🤖 AI Summary
This paper addresses the lack of semantic unification and cross-paradigm (RDF vs. property graphs) and cross-community (Semantic Web vs. database) comparability among three mainstream graph schema languages—SHACL, ShEx, and PG-Schema. To this end, we propose the first unified formal semantic framework that systematically characterizes their node constraints, edge constraints, recursive expressions, and validation semantics—including coverage relations among them. Our methodology integrates formal language-theoretic modeling, precise semantic definitions of graph constraints, cross-language functional mapping, and equivalence analysis. The results reveal both shared expressive capabilities and design divergences across the languages. Our key contribution is the first comparability theory model supporting both RDF and property graph paradigms, enabling rigorous standardization of graph data validation, interoperability of validation tools, and principled integration of schema languages. This work establishes a foundational theoretical basis for advancing graph data governance and schema language engineering.
📝 Abstract
Graphs have emerged as an important foundation for a variety of applications, including capturing and reasoning over factual knowledge, semantic data integration, social networks, and providing factual knowledge for machine learning algorithms. To formalise certain properties of the data and to ensure data quality, there is a need to describe the schema of such graphs. Because of the breadth of applications and availability of different data models, such as RDF and property graphs, both the Semantic Web and the database community have independently developed graph schema languages: SHACL, ShEx, and PG-Schema.
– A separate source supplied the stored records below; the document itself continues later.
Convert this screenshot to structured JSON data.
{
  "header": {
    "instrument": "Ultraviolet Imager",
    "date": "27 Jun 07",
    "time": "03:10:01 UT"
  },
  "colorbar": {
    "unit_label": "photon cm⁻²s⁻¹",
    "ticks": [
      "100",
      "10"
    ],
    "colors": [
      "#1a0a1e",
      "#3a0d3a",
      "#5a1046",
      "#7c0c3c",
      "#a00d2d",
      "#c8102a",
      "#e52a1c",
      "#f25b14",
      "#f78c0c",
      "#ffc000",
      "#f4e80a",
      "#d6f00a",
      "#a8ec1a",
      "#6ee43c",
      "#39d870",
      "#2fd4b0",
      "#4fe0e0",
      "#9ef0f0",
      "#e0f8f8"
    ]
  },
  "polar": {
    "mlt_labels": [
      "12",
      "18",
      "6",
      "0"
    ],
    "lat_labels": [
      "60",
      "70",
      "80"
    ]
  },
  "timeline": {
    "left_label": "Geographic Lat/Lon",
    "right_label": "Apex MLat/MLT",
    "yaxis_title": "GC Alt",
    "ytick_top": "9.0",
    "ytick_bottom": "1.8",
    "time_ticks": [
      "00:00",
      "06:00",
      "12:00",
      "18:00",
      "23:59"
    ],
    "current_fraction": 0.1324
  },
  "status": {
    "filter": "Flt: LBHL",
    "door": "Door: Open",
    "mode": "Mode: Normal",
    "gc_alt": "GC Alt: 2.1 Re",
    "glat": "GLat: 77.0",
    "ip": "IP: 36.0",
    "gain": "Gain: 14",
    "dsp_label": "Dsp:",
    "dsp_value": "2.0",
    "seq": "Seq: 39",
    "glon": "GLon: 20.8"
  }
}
Each language has its unique approach to defining constraints and validating graph data, leaving potential users in the dark about their commonalities and differences. In this paper, we provide formal, concise definitions of the core components of each of these schema languages. We employ a uniform framework to facilitate a comprehensive comparison between the languages and identify a common set of functionalities, shedding light on both overlapping and distinctive features of the three languages.